FPDJ_Sampler

Sampler component of 6.111 (Introductory Digital Systems Laboratory) final team project. Notes adapted from project writeup.

Block Diagram

Overview

The Sampler consists of a Sample Controller, a Storage Controller, and a Playback module. The Sample Controller and Storage Controller were fully functional by the end of the project, but the Playback module suffered from a few bugs that prevented correct audio output. However, these should be easily correctable to achieve full functionality.

The Sampler nominally runs at 100MHz. However, the SD card runs at 25MHz, and the DDR RAM runs at 200MHz. Theoretically, the Sampler’s core modules should be fine running at 200MHz as well, but this was not tested.

The block diagram omits a few top level wires that were used for debugging, and has explicit widths for some busses that were parameterized, showing the values used in the final version of the design.

Storage Controller

The storage controller provides an interface between the SD card and the RAM. The storage controller turned out to be the most complex part of the Sampler, and was split into two sub-modules to organize its functionality.

SD Interface

The first module that makes up the storage controller is the SD Interface. It interfaces with the Nexys 4 SD interface provided by the course staff, and adds a FSM that allows the FPGA to read SD cards that have been prepared with a Python script. The Python script extracts the samples from the WAV files (skipping the headers for simplicity) and inserts “magic words” (0xDEADBEEF, 0xCAFED00D, and 0xFEE1DEAD) as separators corresponding to the beginning and end of each audio file as well as end of the data loaded on the SD.
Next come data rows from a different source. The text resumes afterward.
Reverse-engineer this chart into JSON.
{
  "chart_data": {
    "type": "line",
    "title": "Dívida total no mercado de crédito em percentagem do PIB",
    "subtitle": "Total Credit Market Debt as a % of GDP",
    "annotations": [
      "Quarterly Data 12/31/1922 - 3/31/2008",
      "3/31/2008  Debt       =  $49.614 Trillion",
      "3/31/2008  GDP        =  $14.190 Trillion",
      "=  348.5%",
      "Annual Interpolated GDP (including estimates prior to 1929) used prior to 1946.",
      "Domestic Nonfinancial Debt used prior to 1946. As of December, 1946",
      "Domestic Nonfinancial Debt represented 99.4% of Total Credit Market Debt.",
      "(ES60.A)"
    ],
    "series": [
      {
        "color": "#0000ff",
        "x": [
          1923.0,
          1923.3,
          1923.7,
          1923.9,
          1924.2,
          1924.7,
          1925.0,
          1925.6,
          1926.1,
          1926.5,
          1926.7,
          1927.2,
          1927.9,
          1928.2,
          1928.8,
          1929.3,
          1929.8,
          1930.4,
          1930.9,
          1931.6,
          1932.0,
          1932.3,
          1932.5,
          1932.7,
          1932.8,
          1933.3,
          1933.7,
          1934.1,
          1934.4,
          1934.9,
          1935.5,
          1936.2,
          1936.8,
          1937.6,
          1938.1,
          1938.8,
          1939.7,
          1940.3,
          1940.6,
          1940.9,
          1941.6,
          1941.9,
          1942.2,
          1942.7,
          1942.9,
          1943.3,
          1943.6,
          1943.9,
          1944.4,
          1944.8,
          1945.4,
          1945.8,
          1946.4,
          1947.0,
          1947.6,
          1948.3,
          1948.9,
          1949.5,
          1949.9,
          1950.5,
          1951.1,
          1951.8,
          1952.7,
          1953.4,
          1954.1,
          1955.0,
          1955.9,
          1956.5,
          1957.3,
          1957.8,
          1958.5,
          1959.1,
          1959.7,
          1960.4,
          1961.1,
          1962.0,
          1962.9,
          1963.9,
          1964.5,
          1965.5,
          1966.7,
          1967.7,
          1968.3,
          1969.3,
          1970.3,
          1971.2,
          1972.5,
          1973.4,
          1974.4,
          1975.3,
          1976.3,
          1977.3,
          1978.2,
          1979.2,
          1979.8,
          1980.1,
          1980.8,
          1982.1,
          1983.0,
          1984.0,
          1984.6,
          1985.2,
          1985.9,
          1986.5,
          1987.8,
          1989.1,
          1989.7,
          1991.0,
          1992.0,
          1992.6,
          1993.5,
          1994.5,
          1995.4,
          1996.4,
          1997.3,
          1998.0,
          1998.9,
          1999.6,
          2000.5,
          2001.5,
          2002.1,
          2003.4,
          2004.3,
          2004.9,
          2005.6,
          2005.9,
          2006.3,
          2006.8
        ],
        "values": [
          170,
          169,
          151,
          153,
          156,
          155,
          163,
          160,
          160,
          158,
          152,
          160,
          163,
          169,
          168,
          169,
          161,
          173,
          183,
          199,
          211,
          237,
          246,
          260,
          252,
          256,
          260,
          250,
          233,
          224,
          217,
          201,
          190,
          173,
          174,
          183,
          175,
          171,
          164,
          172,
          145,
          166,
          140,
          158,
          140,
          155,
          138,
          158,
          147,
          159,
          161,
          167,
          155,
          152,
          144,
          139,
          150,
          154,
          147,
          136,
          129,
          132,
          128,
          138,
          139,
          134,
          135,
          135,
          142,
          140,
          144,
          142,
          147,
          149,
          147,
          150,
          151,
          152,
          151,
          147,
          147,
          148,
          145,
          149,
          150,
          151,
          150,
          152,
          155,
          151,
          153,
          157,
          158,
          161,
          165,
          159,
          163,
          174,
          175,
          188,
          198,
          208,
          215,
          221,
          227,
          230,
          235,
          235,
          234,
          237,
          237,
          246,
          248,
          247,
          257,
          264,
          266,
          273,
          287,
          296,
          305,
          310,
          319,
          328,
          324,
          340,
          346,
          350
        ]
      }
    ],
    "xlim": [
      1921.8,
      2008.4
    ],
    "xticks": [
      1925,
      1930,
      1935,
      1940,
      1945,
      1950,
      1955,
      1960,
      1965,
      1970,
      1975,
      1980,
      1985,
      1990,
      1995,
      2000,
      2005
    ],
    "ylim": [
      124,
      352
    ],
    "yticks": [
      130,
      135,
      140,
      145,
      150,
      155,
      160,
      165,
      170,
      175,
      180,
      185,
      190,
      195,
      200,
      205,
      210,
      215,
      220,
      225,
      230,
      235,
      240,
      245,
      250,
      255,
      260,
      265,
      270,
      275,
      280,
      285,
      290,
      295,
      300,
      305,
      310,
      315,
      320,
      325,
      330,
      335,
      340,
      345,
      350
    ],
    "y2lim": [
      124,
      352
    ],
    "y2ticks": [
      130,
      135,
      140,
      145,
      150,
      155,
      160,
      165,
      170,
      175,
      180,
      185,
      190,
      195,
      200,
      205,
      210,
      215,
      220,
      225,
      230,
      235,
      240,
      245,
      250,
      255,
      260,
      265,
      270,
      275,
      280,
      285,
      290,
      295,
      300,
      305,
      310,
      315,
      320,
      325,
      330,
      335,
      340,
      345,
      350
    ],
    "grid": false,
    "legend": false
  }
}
The SD Interface FSM starts a read once the FPGA is powered on and the SD card is ready, then continues to start 512 byte reads until the end of the written data is reached. The SD Interface receives the number of requests currently stored in the Arbiter, the second module of the Storage Controller, and if there is not space for another full 512 byte read, the FSM waits until some requests have been processed before starting another read. The version of the FSM used for the final checkoff of the project stays in a “done” state after loading and never needed to write to the SD card, but the FSM can easily be altered to go back to the ready state to trigger more than one load in future versions. In addition, the FSM could be easily expanded to support writing data back to the SD card.

The SD Interface buffers the bytes it receives and passes them to the Arbiter in 16 bit chunks. In addition, it signals when the first bytes of a new file are being sent to the Arbiter.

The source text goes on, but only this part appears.